\name{mkfun.tp}
\alias{mkrk.tp}
\alias{mkrk.tp.p}
\alias{mkphi.tp}
\alias{mkphi.tp.p}
\title{
Crafting Building Blocks for Thin-Plate Splines
}
\description{
Craft numerical functions to be used by \code{\link{mkterm.tp}} to
assemble model terms.
}
\usage{
mkrk.tp(dm,order,mesh,weight)
mkphi.tp(dm,order,mesh,weight)
mkrk.tp.p(dm,order)
mkphi.tp.p(dm,order)
}
\arguments{
\item{dm}{Dimension of the variable \eqn{d}.}
\item{order}{Order of the differential operator \eqn{m}.}
\item{mesh}{Normalizing mesh.}
\item{weight}{Normalizing weights.}
}
\details{
Thin-plate splines are defined for \eqn{2m>d}.
\code{mkrk.tp.p} generates the pseudo kernel, and \code{mkphi.tp.p}
generates the \eqn{(m+d-1)!/d!/(m-1)!} lower order polynomials with
total order less than \eqn{m}.
\code{mkphi.tp} generates normalized lower order polynomials
orthonormal w.r.t. a norm specified by \code{mesh} and \code{weight}
as described in the reference, and \code{mkrk.tp} conditions the
pseudo kernel to generate the reproducing kernel orthogonal to the
lower order polynomials w.r.t. the norm.
}
\value{
A list of two components.
\item{fun}{Function definition.}
\item{env}{Portable local constants derived from the arguments.}
}
\note{
\code{mkrk.tp} creates a bivariate function
\code{fun(x,y,env,outer=FALSE)}, where \code{x}, \code{y} are real
arguments and local constants can be passed in through \code{env}.

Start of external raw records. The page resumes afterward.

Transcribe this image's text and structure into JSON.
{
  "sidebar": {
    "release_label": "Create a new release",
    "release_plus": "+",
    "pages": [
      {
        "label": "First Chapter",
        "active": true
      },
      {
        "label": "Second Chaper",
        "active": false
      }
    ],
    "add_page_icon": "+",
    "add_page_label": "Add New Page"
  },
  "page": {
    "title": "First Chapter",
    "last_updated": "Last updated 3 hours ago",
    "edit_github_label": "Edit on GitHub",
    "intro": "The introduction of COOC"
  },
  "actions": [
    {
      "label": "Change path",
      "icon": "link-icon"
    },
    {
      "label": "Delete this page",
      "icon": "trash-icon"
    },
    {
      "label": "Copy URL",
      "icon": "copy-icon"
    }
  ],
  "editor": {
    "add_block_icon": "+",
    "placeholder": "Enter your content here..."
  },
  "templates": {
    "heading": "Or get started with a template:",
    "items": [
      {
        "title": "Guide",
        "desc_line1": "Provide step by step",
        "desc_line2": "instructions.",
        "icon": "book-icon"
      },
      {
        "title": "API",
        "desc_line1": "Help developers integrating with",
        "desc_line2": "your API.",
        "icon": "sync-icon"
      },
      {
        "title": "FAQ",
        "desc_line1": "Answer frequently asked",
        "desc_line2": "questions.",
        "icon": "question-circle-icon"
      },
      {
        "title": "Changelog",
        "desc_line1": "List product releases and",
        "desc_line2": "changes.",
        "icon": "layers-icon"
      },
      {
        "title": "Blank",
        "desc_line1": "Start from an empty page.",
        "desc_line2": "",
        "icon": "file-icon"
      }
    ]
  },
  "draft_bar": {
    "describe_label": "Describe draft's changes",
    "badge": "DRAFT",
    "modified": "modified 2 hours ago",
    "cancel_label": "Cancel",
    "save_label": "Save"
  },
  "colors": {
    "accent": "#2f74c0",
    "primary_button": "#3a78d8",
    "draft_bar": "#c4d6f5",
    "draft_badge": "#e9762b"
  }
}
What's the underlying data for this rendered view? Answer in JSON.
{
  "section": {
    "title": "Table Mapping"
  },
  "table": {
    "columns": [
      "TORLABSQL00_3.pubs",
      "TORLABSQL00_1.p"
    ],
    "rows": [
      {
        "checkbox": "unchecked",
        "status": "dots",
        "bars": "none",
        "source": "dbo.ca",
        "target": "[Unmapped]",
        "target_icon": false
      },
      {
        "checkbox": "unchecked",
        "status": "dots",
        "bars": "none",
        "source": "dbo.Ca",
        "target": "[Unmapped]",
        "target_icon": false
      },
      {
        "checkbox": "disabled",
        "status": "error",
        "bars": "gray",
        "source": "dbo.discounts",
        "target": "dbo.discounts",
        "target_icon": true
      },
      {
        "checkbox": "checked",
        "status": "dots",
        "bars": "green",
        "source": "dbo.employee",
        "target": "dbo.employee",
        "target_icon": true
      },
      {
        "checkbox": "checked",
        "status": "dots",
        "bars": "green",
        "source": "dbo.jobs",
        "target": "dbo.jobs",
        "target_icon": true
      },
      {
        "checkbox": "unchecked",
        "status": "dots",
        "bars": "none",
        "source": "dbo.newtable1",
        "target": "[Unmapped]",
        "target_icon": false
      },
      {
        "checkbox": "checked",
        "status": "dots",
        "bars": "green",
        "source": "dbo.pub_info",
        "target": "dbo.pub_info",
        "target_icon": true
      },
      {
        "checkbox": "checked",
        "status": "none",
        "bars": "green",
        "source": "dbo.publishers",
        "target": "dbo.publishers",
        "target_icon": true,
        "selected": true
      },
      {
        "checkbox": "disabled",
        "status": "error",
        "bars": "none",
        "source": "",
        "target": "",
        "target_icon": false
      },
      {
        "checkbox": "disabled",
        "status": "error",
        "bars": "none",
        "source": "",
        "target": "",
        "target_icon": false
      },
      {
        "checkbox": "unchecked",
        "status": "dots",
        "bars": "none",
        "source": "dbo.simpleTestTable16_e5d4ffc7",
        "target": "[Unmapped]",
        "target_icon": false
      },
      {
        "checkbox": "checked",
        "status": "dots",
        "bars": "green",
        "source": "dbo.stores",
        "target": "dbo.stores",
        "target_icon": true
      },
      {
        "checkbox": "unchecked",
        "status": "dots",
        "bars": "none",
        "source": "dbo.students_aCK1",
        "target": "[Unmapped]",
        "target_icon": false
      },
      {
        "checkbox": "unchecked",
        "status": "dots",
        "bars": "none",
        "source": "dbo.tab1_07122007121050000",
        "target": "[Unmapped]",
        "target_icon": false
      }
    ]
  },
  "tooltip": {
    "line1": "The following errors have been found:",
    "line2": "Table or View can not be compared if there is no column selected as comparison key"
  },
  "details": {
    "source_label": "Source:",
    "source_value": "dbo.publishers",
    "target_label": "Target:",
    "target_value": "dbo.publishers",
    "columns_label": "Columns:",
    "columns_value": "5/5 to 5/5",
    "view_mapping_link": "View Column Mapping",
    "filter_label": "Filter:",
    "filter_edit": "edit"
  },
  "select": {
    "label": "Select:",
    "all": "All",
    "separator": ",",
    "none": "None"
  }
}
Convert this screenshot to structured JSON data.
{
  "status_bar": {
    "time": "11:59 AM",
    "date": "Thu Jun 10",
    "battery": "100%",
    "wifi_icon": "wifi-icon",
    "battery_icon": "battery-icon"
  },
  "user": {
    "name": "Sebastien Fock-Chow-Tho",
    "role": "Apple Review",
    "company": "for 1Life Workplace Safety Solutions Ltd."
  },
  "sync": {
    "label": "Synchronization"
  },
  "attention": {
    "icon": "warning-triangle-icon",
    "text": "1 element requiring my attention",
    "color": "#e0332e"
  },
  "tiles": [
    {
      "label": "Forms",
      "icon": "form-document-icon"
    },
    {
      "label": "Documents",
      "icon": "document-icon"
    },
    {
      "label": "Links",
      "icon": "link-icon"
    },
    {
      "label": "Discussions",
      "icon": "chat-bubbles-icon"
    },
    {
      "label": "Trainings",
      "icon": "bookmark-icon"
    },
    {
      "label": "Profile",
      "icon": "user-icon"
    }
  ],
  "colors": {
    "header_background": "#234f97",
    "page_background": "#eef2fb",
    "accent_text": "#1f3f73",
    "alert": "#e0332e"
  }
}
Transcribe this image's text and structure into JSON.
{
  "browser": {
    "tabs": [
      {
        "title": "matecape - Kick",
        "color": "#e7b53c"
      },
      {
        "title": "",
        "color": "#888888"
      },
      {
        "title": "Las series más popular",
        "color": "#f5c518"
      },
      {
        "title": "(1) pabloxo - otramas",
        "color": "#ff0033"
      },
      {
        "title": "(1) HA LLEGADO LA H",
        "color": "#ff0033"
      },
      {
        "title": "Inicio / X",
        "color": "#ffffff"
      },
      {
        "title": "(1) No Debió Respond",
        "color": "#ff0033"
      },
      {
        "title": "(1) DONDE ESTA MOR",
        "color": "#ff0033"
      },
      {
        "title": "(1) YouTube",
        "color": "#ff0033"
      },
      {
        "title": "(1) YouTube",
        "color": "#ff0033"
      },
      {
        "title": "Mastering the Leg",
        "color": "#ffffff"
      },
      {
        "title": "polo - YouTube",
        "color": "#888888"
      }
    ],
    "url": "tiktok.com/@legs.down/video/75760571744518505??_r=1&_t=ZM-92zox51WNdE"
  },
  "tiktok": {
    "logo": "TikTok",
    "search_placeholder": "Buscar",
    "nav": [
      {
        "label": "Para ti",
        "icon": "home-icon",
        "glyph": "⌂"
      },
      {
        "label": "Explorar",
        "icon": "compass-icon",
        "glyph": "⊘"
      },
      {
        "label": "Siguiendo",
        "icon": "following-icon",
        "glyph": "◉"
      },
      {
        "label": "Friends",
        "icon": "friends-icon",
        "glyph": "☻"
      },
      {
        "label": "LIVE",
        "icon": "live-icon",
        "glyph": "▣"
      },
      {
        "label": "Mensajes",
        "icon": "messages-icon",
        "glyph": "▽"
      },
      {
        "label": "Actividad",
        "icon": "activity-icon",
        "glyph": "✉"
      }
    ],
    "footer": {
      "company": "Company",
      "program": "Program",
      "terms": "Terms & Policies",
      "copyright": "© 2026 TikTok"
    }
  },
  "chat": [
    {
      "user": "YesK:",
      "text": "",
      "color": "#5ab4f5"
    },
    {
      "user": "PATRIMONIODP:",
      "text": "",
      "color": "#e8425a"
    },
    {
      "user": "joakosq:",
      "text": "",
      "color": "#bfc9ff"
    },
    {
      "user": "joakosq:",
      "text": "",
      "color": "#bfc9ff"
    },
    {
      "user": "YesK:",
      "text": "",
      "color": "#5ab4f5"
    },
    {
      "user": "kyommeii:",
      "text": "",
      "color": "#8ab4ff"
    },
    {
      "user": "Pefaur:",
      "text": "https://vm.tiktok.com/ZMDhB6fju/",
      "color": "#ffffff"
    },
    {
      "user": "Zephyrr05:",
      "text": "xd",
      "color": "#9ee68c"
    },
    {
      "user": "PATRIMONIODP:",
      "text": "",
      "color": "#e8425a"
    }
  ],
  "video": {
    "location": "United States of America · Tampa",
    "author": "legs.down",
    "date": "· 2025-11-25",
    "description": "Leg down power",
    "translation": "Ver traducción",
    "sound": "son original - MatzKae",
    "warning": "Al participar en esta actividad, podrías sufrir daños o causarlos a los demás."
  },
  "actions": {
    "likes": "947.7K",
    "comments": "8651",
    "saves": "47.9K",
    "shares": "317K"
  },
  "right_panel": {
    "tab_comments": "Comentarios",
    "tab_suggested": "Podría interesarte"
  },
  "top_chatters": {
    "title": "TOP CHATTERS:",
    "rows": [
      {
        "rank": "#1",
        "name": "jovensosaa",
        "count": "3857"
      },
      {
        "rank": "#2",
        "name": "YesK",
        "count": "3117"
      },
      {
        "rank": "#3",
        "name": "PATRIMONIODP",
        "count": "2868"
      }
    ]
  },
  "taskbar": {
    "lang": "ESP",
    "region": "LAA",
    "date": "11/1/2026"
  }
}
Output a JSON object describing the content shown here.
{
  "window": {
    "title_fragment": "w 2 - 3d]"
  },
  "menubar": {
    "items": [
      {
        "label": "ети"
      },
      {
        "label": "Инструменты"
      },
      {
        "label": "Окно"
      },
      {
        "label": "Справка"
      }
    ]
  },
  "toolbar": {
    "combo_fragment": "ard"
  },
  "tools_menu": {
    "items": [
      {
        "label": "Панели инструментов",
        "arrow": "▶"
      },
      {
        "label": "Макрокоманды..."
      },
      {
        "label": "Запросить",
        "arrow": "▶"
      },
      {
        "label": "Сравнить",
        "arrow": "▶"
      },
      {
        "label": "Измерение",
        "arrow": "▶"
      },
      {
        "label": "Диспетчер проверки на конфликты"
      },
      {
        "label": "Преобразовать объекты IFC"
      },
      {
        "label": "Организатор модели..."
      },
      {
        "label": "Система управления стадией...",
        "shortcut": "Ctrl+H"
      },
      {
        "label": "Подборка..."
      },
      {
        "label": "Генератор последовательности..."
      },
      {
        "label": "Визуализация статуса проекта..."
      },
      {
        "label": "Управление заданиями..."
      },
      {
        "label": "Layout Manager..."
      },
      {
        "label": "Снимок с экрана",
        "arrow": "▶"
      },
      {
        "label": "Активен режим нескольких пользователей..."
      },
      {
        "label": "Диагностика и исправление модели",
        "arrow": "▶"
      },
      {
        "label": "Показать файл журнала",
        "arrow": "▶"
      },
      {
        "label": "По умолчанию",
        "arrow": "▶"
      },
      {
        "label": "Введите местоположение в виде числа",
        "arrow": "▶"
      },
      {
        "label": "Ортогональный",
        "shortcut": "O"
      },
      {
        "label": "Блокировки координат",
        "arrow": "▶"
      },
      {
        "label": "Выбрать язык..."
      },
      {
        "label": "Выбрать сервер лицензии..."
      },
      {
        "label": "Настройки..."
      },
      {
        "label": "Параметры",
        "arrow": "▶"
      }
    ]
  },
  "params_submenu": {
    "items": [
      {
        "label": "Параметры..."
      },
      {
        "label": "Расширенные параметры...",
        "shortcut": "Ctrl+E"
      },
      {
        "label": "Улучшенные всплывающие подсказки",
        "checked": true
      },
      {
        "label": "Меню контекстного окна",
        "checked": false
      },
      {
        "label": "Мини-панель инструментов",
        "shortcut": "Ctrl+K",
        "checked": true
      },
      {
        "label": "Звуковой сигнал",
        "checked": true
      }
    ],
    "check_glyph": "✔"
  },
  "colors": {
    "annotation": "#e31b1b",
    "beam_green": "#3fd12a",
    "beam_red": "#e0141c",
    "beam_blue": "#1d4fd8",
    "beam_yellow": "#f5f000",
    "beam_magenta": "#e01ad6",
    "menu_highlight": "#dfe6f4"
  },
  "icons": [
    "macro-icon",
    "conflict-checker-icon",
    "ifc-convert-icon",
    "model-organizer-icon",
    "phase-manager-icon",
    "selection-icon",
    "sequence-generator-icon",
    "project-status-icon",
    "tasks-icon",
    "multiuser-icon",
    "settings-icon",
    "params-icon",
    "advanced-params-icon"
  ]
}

\code{mkphi.tp} creates a collection of univariate functions
\code{fun(x,nu,env)}, where \code{x} is the argument and \code{nu}
is the index.
}
\references{
Gu, C. and Wahba, G. (1993), Semiparametric analysis of variance
with tensor product thin plate splines. \emph{Journal of the Royal
Statistical Society Ser. B}, \bold{55}, 353--368.
}
\seealso{
\code{\link{mkfun.poly}}, \code{\link{mkrk.factor}}.
}
\keyword{gss-internal}